Each structure has roughly 800,000 square feet of rentable space and similar floor counts, though estimates from marketing materials appear to show the Atlanta tower rising 50 feet or more beyond the height of the Republic. Both towers include substantial structured parking podiums containing approximately 15 garage levels, but the Republic’s parking component doesn’t protrude so far from the rest of the building — which deprives us of a very large rooftop amenity space, but does less harm to the tower’s overall appearance. As you can see from the slightly misleading rendering below, the structure looks much better when that parking bit is hidden:
The Atlanta tower, known as FIFTY Ivan Allen — yeah, looks like they’ve got wacky building names in Georgia too — is a project of Australian real estate fund Drapac Capital Partners with additional involvement from Stream Realty Partners, which you may recall has another office building underway in Austin at the moment. If we’re comparing features, the FIFTY project might have the Republic beat — it’s got a multi-floor interior garden space on the top level designed with a climbing wall:
In the edge of downtown Atlanta, 50 Ivan Allen is amid walkable amenities, transportation options and 24/7 activity. Two iconic towers create a transparent V-shape that holds two-story interior gardens and present a unique profile amid the city’s tallest buildings. The full-block project highlights the street level pedestrian life with a two-story lobby featuring retail and dining. Interior vegetation and climbing walls surround upper-level social spaces for an active work culture.

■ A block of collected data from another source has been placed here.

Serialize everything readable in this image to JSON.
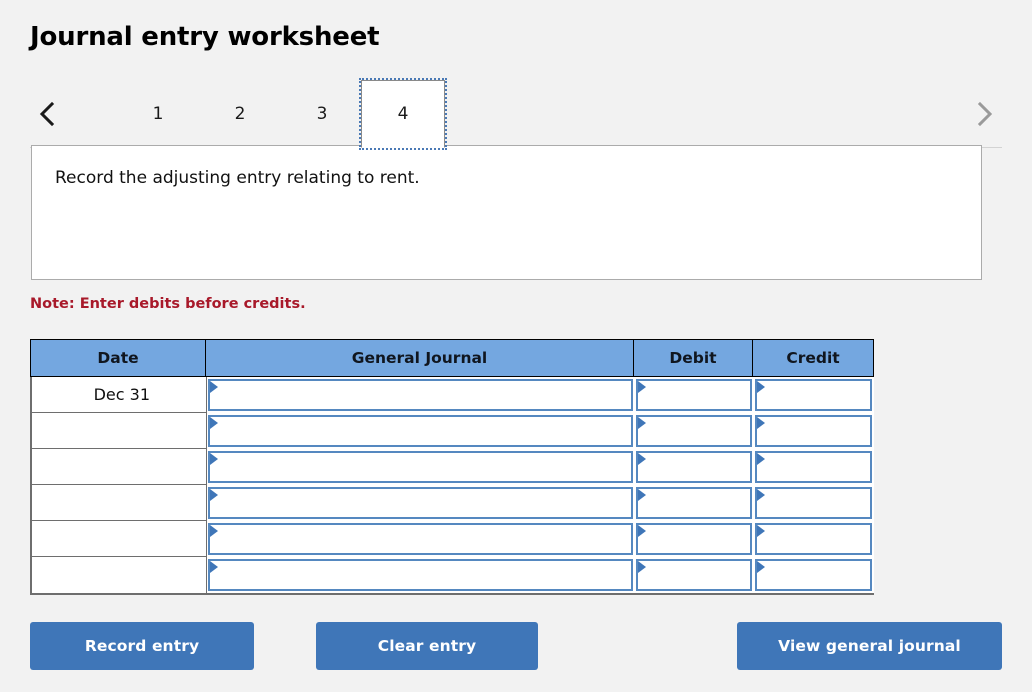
{
  "page": {
    "title": "Journal entry worksheet",
    "background_color": "#f2f2f2"
  },
  "tabstrip": {
    "prev_icon": "chevron-left-icon",
    "next_icon": "chevron-right-icon",
    "prev_enabled_color": "#1a1a1a",
    "next_enabled_color": "#9a9a9a",
    "selected_index": 3,
    "tabs": [
      {
        "label": "1"
      },
      {
        "label": "2"
      },
      {
        "label": "3"
      },
      {
        "label": "4"
      }
    ]
  },
  "instruction": {
    "text": "Record the adjusting entry relating to rent."
  },
  "note": {
    "text": "Note: Enter debits before credits.",
    "color": "#a8192a"
  },
  "journal": {
    "header_color": "#74a7e0",
    "columns": [
      {
        "key": "date",
        "label": "Date"
      },
      {
        "key": "general",
        "label": "General Journal"
      },
      {
        "key": "debit",
        "label": "Debit"
      },
      {
        "key": "credit",
        "label": "Credit"
      }
    ],
    "rows": [
      {
        "date": "Dec 31",
        "general": "",
        "debit": "",
        "credit": ""
      },
      {
        "date": "",
        "general": "",
        "debit": "",
        "credit": ""
      },
      {
        "date": "",
        "general": "",
        "debit": "",
        "credit": ""
      },
      {
        "date": "",
        "general": "",
        "debit": "",
        "credit": ""
      },
      {
        "date": "",
        "general": "",
        "debit": "",
        "credit": ""
      },
      {
        "date": "",
        "general": "",
        "debit": "",
        "credit": ""
      }
    ]
  },
  "buttons": {
    "color": "#3f76b8",
    "record_entry": "Record entry",
    "clear_entry": "Clear entry",
    "view_general_journal": "View general journal"
  }
}
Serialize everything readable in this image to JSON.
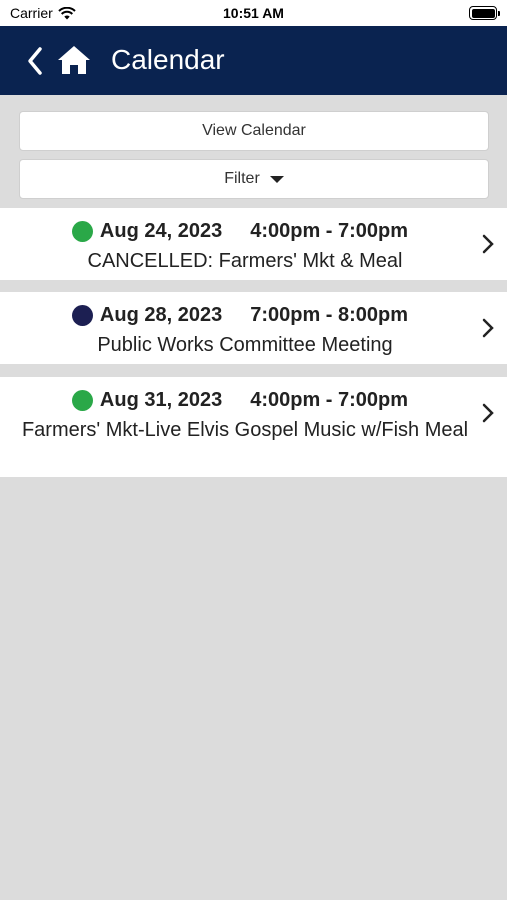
{
  "status_bar": {
    "carrier": "Carrier",
    "time": "10:51 AM"
  },
  "nav": {
    "title": "Calendar"
  },
  "buttons": {
    "view_calendar": "View Calendar",
    "filter": "Filter"
  },
  "events": [
    {
      "date": "Aug 24, 2023",
      "time": "4:00pm - 7:00pm",
      "title": "CANCELLED: Farmers' Mkt & Meal",
      "dot_color": "#2aa848"
    },
    {
      "date": "Aug 28, 2023",
      "time": "7:00pm - 8:00pm",
      "title": "Public Works Committee Meeting",
      "dot_color": "#1c1f52"
    },
    {
      "date": "Aug 31, 2023",
      "time": "4:00pm - 7:00pm",
      "title": "Farmers' Mkt-Live Elvis Gospel Music w/Fish Meal",
      "dot_color": "#2aa848"
    }
  ],
  "colors": {
    "nav_background": "#0a2350",
    "page_background": "#dcdcdc"
  },
  "icons": {
    "wifi": "wifi-icon",
    "battery": "battery-icon",
    "back": "chevron-left-icon",
    "home": "home-icon",
    "caret": "caret-down-icon",
    "disclosure": "chevron-right-icon"
  }
}
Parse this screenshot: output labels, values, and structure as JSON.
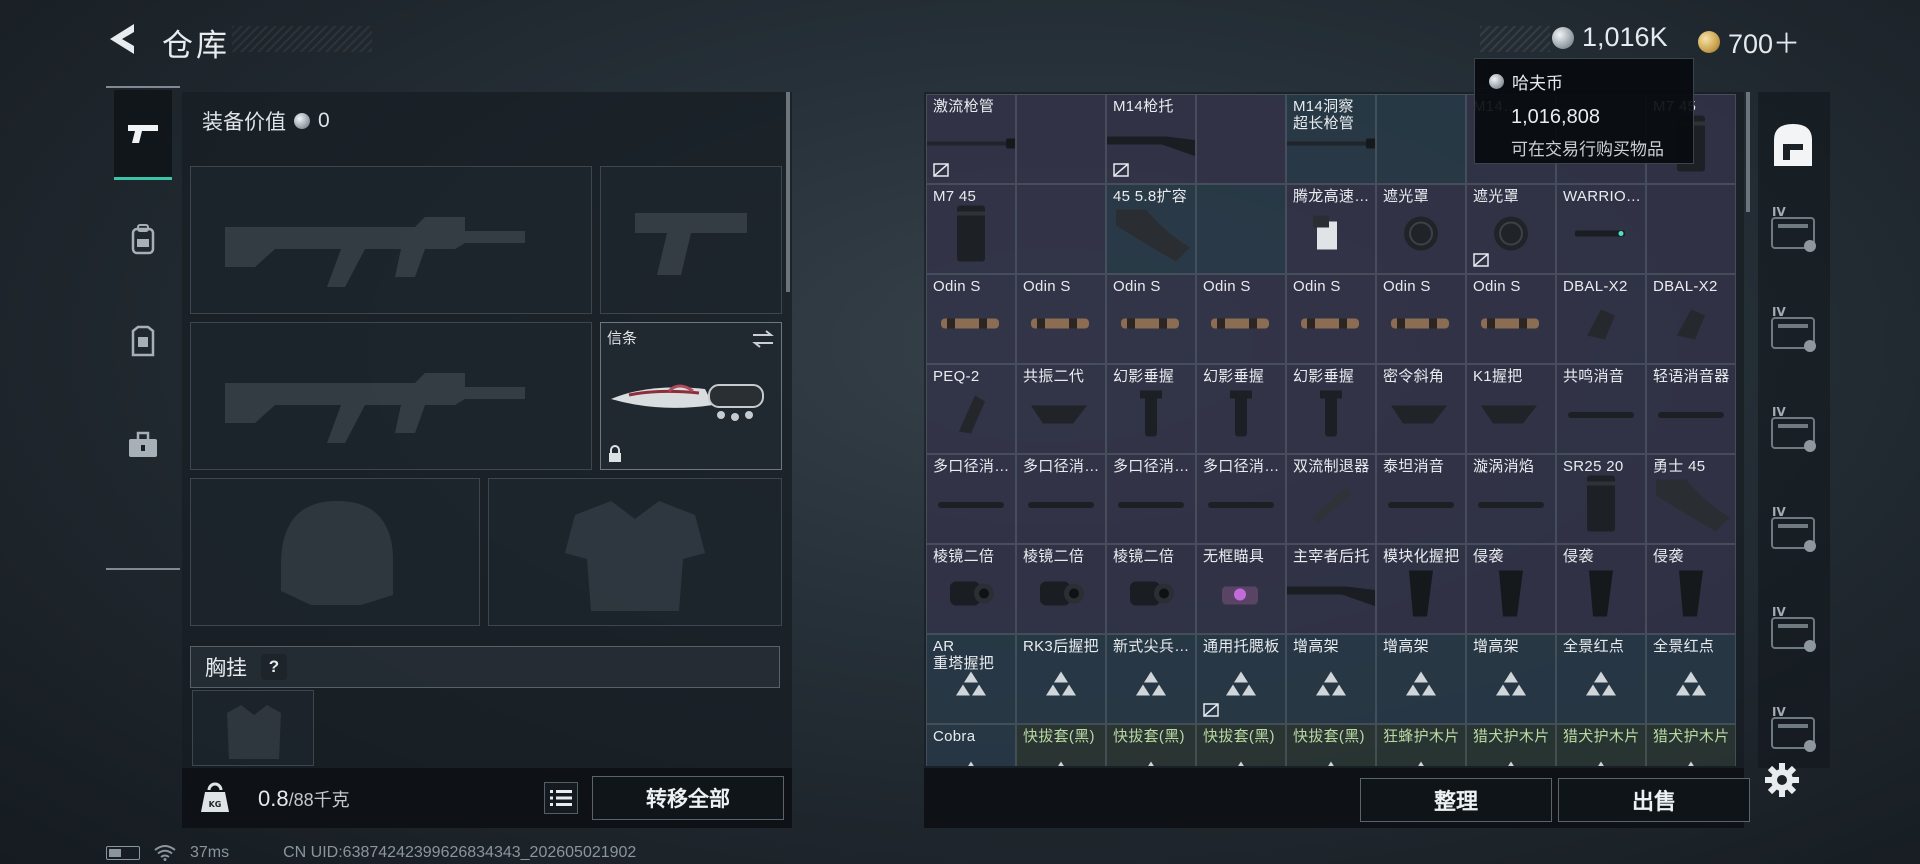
{
  "header": {
    "title": "仓库",
    "currency": [
      {
        "icon": "silver-coin-icon",
        "value": "1,016K"
      },
      {
        "icon": "gold-coin-icon",
        "value": "700＋"
      }
    ]
  },
  "tooltip": {
    "name": "哈夫币",
    "value": "1,016,808",
    "desc": "可在交易行购买物品"
  },
  "equipment": {
    "value_label": "装备价值",
    "value": "0",
    "melee_slot_label": "信条",
    "chest_label": "胸挂",
    "chest_help": "?",
    "weight_current": "0.8",
    "weight_max": "/88千克",
    "transfer_all": "转移全部"
  },
  "left_nav": [
    "weapon-tab-icon",
    "backpack-tab-icon",
    "armor-tab-icon",
    "toolbox-tab-icon"
  ],
  "inventory": {
    "rows": [
      [
        {
          "name": "激流枪管",
          "c": "purple",
          "icon": "barrel",
          "mark": true
        },
        {
          "name": "",
          "c": "purple"
        },
        {
          "name": "M14枪托",
          "c": "purple",
          "icon": "stock",
          "mark": true
        },
        {
          "name": "",
          "c": "purple"
        },
        {
          "name": "M14洞察\n超长枪管",
          "c": "blue",
          "icon": "barrel"
        },
        {
          "name": "",
          "c": "blue"
        },
        {
          "name": "M14…",
          "c": "purple"
        },
        {
          "name": "",
          "c": "purple"
        },
        {
          "name": "M7 45",
          "c": "purple",
          "icon": "mag"
        }
      ],
      [
        {
          "name": "M7 45",
          "c": "purple",
          "icon": "mag"
        },
        {
          "name": "",
          "c": "purple"
        },
        {
          "name": "45 5.8扩容",
          "c": "blue",
          "icon": "curvemag"
        },
        {
          "name": "",
          "c": "blue"
        },
        {
          "name": "腾龙高速…",
          "c": "purple",
          "icon": "clip"
        },
        {
          "name": "遮光罩",
          "c": "purple",
          "icon": "hood"
        },
        {
          "name": "遮光罩",
          "c": "purple",
          "icon": "hood",
          "mark": true
        },
        {
          "name": "WARRIO…",
          "c": "purple",
          "icon": "laser"
        },
        {
          "name": "",
          "c": "purple"
        }
      ],
      [
        {
          "name": "Odin S",
          "c": "purple",
          "icon": "flashlight"
        },
        {
          "name": "Odin S",
          "c": "purple",
          "icon": "flashlight"
        },
        {
          "name": "Odin S",
          "c": "purple",
          "icon": "flashlight"
        },
        {
          "name": "Odin S",
          "c": "purple",
          "icon": "flashlight"
        },
        {
          "name": "Odin S",
          "c": "purple",
          "icon": "flashlight"
        },
        {
          "name": "Odin S",
          "c": "purple",
          "icon": "flashlight"
        },
        {
          "name": "Odin S",
          "c": "purple",
          "icon": "flashlight"
        },
        {
          "name": "DBAL-X2",
          "c": "purple",
          "icon": "dbal"
        },
        {
          "name": "DBAL-X2",
          "c": "purple",
          "icon": "dbal"
        }
      ],
      [
        {
          "name": "PEQ-2",
          "c": "purple",
          "icon": "peq"
        },
        {
          "name": "共振二代",
          "c": "purple",
          "icon": "angled"
        },
        {
          "name": "幻影垂握",
          "c": "purple",
          "icon": "vgrip"
        },
        {
          "name": "幻影垂握",
          "c": "purple",
          "icon": "vgrip"
        },
        {
          "name": "幻影垂握",
          "c": "purple",
          "icon": "vgrip"
        },
        {
          "name": "密令斜角",
          "c": "purple",
          "icon": "angled"
        },
        {
          "name": "K1握把",
          "c": "purple",
          "icon": "angled"
        },
        {
          "name": "共鸣消音",
          "c": "purple",
          "icon": "suppressor"
        },
        {
          "name": "轻语消音器",
          "c": "purple",
          "icon": "suppressor"
        }
      ],
      [
        {
          "name": "多口径消…",
          "c": "purple",
          "icon": "suppressor"
        },
        {
          "name": "多口径消…",
          "c": "purple",
          "icon": "suppressor"
        },
        {
          "name": "多口径消…",
          "c": "purple",
          "icon": "suppressor"
        },
        {
          "name": "多口径消…",
          "c": "purple",
          "icon": "suppressor"
        },
        {
          "name": "双流制退器",
          "c": "purple",
          "icon": "brake"
        },
        {
          "name": "泰坦消音",
          "c": "purple",
          "icon": "suppressor"
        },
        {
          "name": "漩涡消焰",
          "c": "purple",
          "icon": "suppressor"
        },
        {
          "name": "SR25 20",
          "c": "purple",
          "icon": "mag"
        },
        {
          "name": "勇士 45",
          "c": "purple",
          "icon": "curvemag"
        }
      ],
      [
        {
          "name": "棱镜二倍",
          "c": "purple",
          "icon": "scope"
        },
        {
          "name": "棱镜二倍",
          "c": "purple",
          "icon": "scope"
        },
        {
          "name": "棱镜二倍",
          "c": "purple",
          "icon": "scope"
        },
        {
          "name": "无框瞄具",
          "c": "purple",
          "icon": "holo"
        },
        {
          "name": "主宰者后托",
          "c": "purple",
          "icon": "stock"
        },
        {
          "name": "模块化握把",
          "c": "purple",
          "icon": "pgrip"
        },
        {
          "name": "侵袭",
          "c": "purple",
          "icon": "pgrip"
        },
        {
          "name": "侵袭",
          "c": "purple",
          "icon": "pgrip"
        },
        {
          "name": "侵袭",
          "c": "purple",
          "icon": "pgrip"
        }
      ],
      [
        {
          "name": "AR\n重塔握把",
          "c": "blue",
          "icon": "pyramid"
        },
        {
          "name": "RK3后握把",
          "c": "blue",
          "icon": "pyramid"
        },
        {
          "name": "新式尖兵…",
          "c": "blue",
          "icon": "pyramid"
        },
        {
          "name": "通用托腮板",
          "c": "blue",
          "icon": "pyramid",
          "mark": true
        },
        {
          "name": "增高架",
          "c": "blue",
          "icon": "pyramid"
        },
        {
          "name": "增高架",
          "c": "blue",
          "icon": "pyramid"
        },
        {
          "name": "增高架",
          "c": "blue",
          "icon": "pyramid"
        },
        {
          "name": "全景红点",
          "c": "blue",
          "icon": "pyramid"
        },
        {
          "name": "全景红点",
          "c": "blue",
          "icon": "pyramid"
        }
      ],
      [
        {
          "name": "Cobra",
          "c": "blue",
          "icon": "pyramid"
        },
        {
          "name": "快拔套(黑)",
          "c": "green",
          "icon": "pyramid"
        },
        {
          "name": "快拔套(黑)",
          "c": "green",
          "icon": "pyramid"
        },
        {
          "name": "快拔套(黑)",
          "c": "green",
          "icon": "pyramid"
        },
        {
          "name": "快拔套(黑)",
          "c": "green",
          "icon": "pyramid"
        },
        {
          "name": "狂蜂护木片",
          "c": "green",
          "icon": "pyramid"
        },
        {
          "name": "猎犬护木片",
          "c": "green",
          "icon": "pyramid"
        },
        {
          "name": "猎犬护木片",
          "c": "green",
          "icon": "pyramid"
        },
        {
          "name": "猎犬护木片",
          "c": "green",
          "icon": "pyramid"
        }
      ]
    ],
    "sort_label": "整理",
    "sell_label": "出售"
  },
  "right_col": [
    "safe-box-icon",
    "case-iv-icon",
    "case-iv-icon",
    "case-iv-icon",
    "case-iv-icon",
    "case-iv-icon",
    "case-iv-icon"
  ],
  "status": {
    "ping": "37ms",
    "uid": "CN UID:63874242399626834343_202605021902"
  }
}
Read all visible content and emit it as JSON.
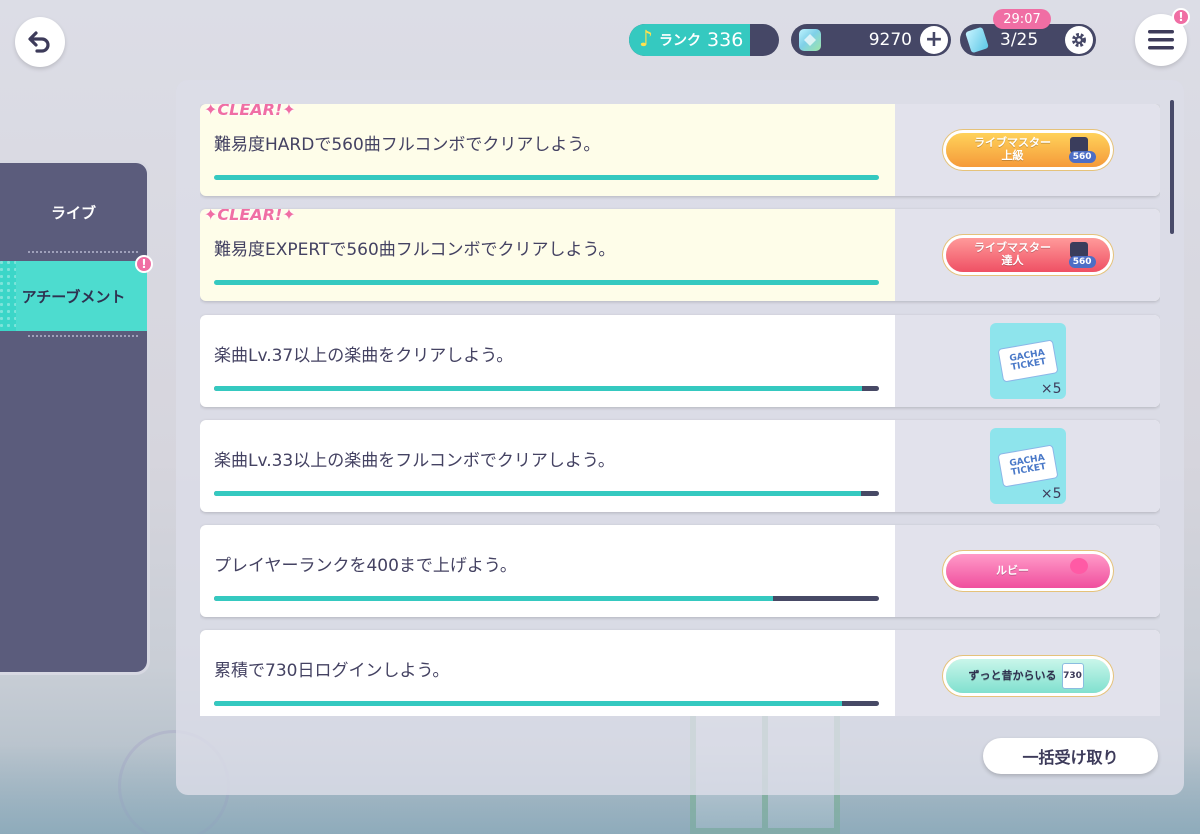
{
  "header": {
    "rank_label": "ランク",
    "rank_value": "336",
    "gems": "9270",
    "tickets": "3/25",
    "timer": "29:07",
    "alert_mark": "!"
  },
  "sidebar": {
    "items": [
      {
        "label": "ライブ",
        "active": false
      },
      {
        "label": "アチーブメント",
        "active": true
      }
    ],
    "alert_mark": "!"
  },
  "clear_label": "CLEAR!",
  "missions": [
    {
      "text": "難易度HARDで560曲フルコンボでクリアしよう。",
      "progress": 1.0,
      "cleared": true,
      "reward": {
        "type": "badge",
        "style": "orange",
        "label": "ライブマスター",
        "sub_label": "上級",
        "tag": "560"
      }
    },
    {
      "text": "難易度EXPERTで560曲フルコンボでクリアしよう。",
      "progress": 1.0,
      "cleared": true,
      "reward": {
        "type": "badge",
        "style": "red",
        "label": "ライブマスター",
        "sub_label": "達人",
        "tag": "560"
      }
    },
    {
      "text": "楽曲Lv.37以上の楽曲をクリアしよう。",
      "progress": 0.975,
      "cleared": false,
      "reward": {
        "type": "ticket",
        "line1": "GACHA",
        "line2": "TICKET",
        "quantity": "×5"
      }
    },
    {
      "text": "楽曲Lv.33以上の楽曲をフルコンボでクリアしよう。",
      "progress": 0.973,
      "cleared": false,
      "reward": {
        "type": "ticket",
        "line1": "GACHA",
        "line2": "TICKET",
        "quantity": "×5"
      }
    },
    {
      "text": "プレイヤーランクを400まで上げよう。",
      "progress": 0.84,
      "cleared": false,
      "reward": {
        "type": "badge",
        "style": "pink",
        "label": "ルビー"
      }
    },
    {
      "text": "累積で730日ログインしよう。",
      "progress": 0.945,
      "cleared": false,
      "reward": {
        "type": "badge",
        "style": "mint",
        "label": "ずっと昔からいる",
        "tag": "730"
      }
    }
  ],
  "receive_all_label": "一括受け取り",
  "colors": {
    "accent": "#35c9c0",
    "pink": "#f06ea4",
    "dark": "#454766"
  }
}
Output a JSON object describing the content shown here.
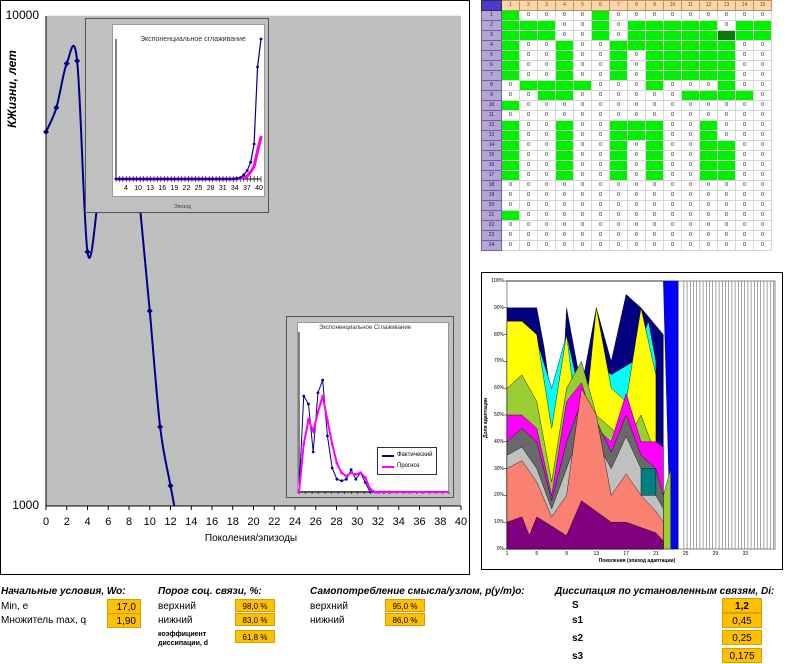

The Republic project in Austin, on the other hand, is a joint effort of developers Lincoln Property Company and Phoenix Property Company — and Lincoln in particular has a lot on its plate at the moment, with stakes in both the 6 X Guadalupe tower currently under construction and the record-breaking Waller Creek supertall that appears to be rapidly moving through its pre-development phase.
With all of those projects on the developer’s drawing board and no major updates on the Republic’s status for the better part of two years, we were thinking the building, though not necessarily dead in the water, was going to be a lesser priority for Lincoln until some of its other downtown work wrapped up. Depending on the timeline of the FIFTY project’s construction, that means we could potentially see a tower that looks a whole lot like the Republic go up before the Republic. The unfairness of it all!
There’s also the sadder possibility that the Republic project is truly defunct, and Duda Paine is simply shopping a similar building to another developer now that its Austin plans have changed. We certainly hope that’s not the case — the Republic is one of the most architecturally interesting towers proposed in our most recent cycle of downtown growth, and another building with similar design in a different city doesn’t change that. Representatives of Lincoln weren’t available for comment on the status of the Republic’s development, but we aren’t throwing in the towel just yet.
It might come as a surprise, but Atlanta already has two buildings that match bits of the Austin skyline, thanks to developer Novare Group. Its Spire residential tower completed in Midtown Atlanta in 2005, though more than 100 feet shorter, is a dead ringer for the 360 Condos Novare opened here back in 2008 — and the company also brought us a SkyHouse apartment tower in the Rainey Street District in 2014 with the exact same design as Atlanta’s SkyHouse Midtown, which makes sense because all of those buildings literally look the same.
A third lookalike in a city nearly 1,000 miles away isn’t going to hurt us — as we’ve pointed out before, there’s no such thing as architectural plagiarism, particularly when it’s the same firm repeating a striking design motif we happen to enjoy, thank you very much. No matter which tower arrives first, we just hope the Republic and its charming Georgia cousin both end up getting built.